I just got back from a week-long backpacking trip in the High Sierras, and what I saw shocked me.
It’s impossible to escape news that California is in the midst of a terrible drought, but it took spending five days in the backcountry of Inyo National Forest and Kings Canyon National Park to give me perspective on just how dire the water situation in our state really is. Creeks and rivers that should be raging are barely ankle deep. Peak summits that should be encased in snow and ice are exposed and dry. As soon as I got home, I downloaded photos from the trip, and started looking online for photos from previous years.
Below are two photos – I took the one on top two weeks ago looking West from the shore of Summit Lake in Humphrey’s Basin, at an elevation of roughly 11,000 feet. The one below was taken by a fellow backpacker almost exactly 4 years earlier, on July 6th of 2010, a nearly perfect “average” snow year based on data from the Department of Water Resources. The contrast is indeed stark.
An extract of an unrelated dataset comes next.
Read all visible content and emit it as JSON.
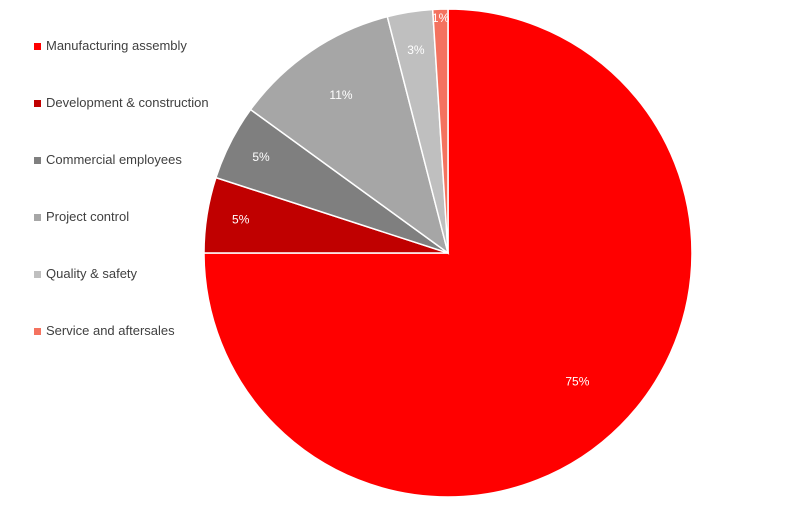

So we know there’s a drought, and we can see the difference in charts and graphs that show snowpack and river flows. But living in urban communities there’s a gap between what we know, and our behavior. After all, the water still comes out of our faucets just as fast, and the price we pay for residential water has barely nudged, leaving both our perceptions and our pocketbooks intact. Without additional action, there is little beyond personal responsibility to motivate people to conserve.
Earlier this week, the State Water Resources Control Board approved stiff new fines for conservation scofflaws. Californian’s caught wasting water – hosing down sidewalks instead of using a broom, over-watering landscaping – may now be subject to a $500 per day fine. But as we’ve seen with other environmental issues like Save The Bay’s efforts to enforce outdoor smoking bans, regulation means little without consistent enforcement.
While it remains to be seen whether the recent emergency drought declaration by Governor Brown, or the State Water Board’s approval of fines will change behavior, there are still significant gaps in how we manage water in California. Statewide management of groundwater resources continues to lag behind other western states (although an interesting new court ruling may change that). And the Bay Delta region continues to be one of the longest standing bureaucratic and political messes in the state.
As the adage oft attributed to Mark Twain goes, “Whiskey is for drinking, and water is for fighting over.”